Myanmar'da polis ve sahaya sürülen diğer kolluk kuvvetlerinin protestoculara verdiği karşılık giderek sertleşmişti. 1 Şubat'ta askeri cuntanın demokratik yollarla seçilmiş hükûmeti devirmesinden bu yana 50'den fazla insan hayatını kaybetti.
Birleşmiş Milletler Myanmar Özel Temsilcisi Christine Schraner Burgener çarşamba günü yaptığı açıklamada, "Bugün 1 Şubat'ta meydana gelen darbeden bu yana yaşanan en kanlı gündü. 38 insan öldü bugün, toplam ölü sayısı 50'yi aştı. Çok sayıda insan da yaralandı" dedi.
Yangonlu insan hakları aktivisti Thinzar Shunlei Yi, ordunun protestoculara karşı kullandığı gücü, "günlük katliam" diye nitelendirdi.
Cuntaya karşı demokrat iktidarın yönetime dönmesi ve tutuklanan liderlerin serbest bırakılması talebiyle sokağa çıkan protestocular müdahaleden korunmak için koruyucu gözlük ve baret takıyor, ev yapımı kalkanlar kullanıyor.
Çarşamba günü 19 yaşında bir kadının da Mandalay'da öldürüldüğü öğrenildi. Sosyal medyada paylaşılan görüntülere göre ismi paylaşılmayan kadın öldürüldüğünde üzerinde "her şey iyi olacak" yazılı bir tişört vardı. Yerel basına göre eylemlerde 14 yaşlarında bir çocuk da öldürüldü.
Myanmar'da askeri darbe
Myanmar'da 8 Kasım 2020'deki seçimlerin oy sayımında hile yapıldığı iddialarının son haftalarda yeniden gündeme gelmesi üzerine ülkede gerilim tırmanmıştı. Ordu yanlısı gösterilerin düzenlenmesinin ardından Genelkurmay Başkanlığı, 28 Ocak'ta hükümete seçimlerde hile iddialarına açıklık getirme çağrısında bulunmuştu.
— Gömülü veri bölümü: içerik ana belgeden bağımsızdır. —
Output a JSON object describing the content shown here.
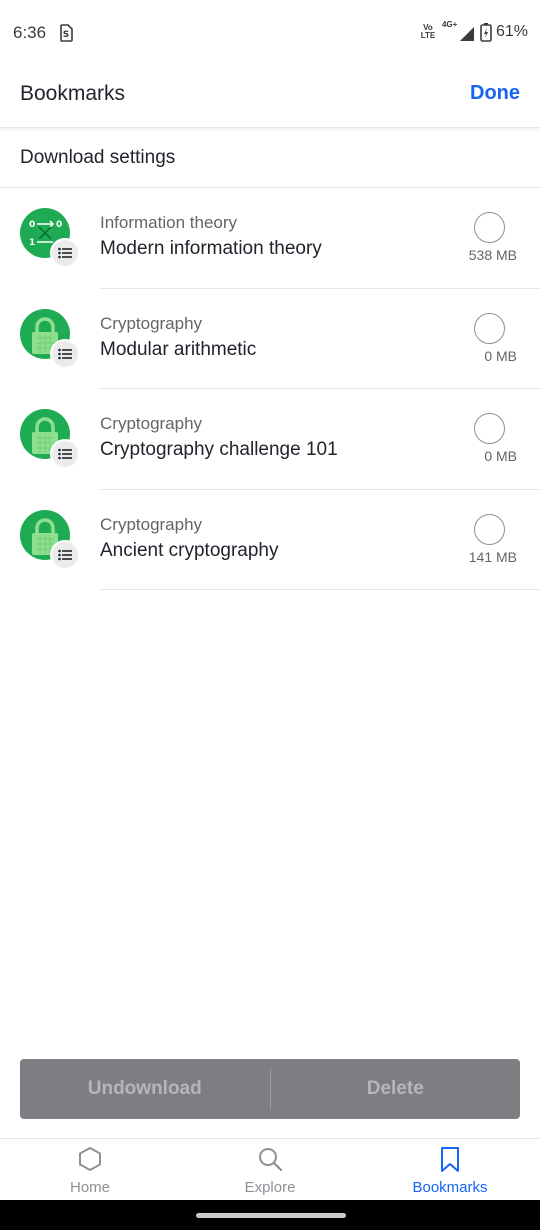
{
  "status_bar": {
    "time": "6:36",
    "volte_top": "Vo",
    "volte_bottom": "LTE",
    "network": "4G+",
    "battery": "61%"
  },
  "header": {
    "title": "Bookmarks",
    "done_label": "Done"
  },
  "settings": {
    "label": "Download settings"
  },
  "items": [
    {
      "subject": "Information theory",
      "title": "Modern information theory",
      "size": "538 MB",
      "icon": "information-theory-icon"
    },
    {
      "subject": "Cryptography",
      "title": "Modular arithmetic",
      "size": "0 MB",
      "icon": "padlock-icon"
    },
    {
      "subject": "Cryptography",
      "title": "Cryptography challenge 101",
      "size": "0 MB",
      "icon": "padlock-icon"
    },
    {
      "subject": "Cryptography",
      "title": "Ancient cryptography",
      "size": "141 MB",
      "icon": "padlock-icon"
    }
  ],
  "actions": {
    "undownload_label": "Undownload",
    "delete_label": "Delete"
  },
  "tabs": [
    {
      "label": "Home",
      "icon": "hexagon-icon",
      "active": false
    },
    {
      "label": "Explore",
      "icon": "search-icon",
      "active": false
    },
    {
      "label": "Bookmarks",
      "icon": "bookmark-icon",
      "active": true
    }
  ],
  "colors": {
    "accent": "#1865f2",
    "course_green": "#1fab54",
    "disabled_bar": "#7c7e82"
  }
}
Myanmar ordusu, 1 Şubat'ta yönetime el koymuş, olağanüstü hal ilan edilmiş, Devlet Başkanı Win Myint, Dışişleri Bakanı ve ülkenin fiili lideri Aung San Suu Çii ile iktidar partisi Ulusal Demokrasi Birliğinin (NLD) önde gelen isimleri gözaltına alınmıştı.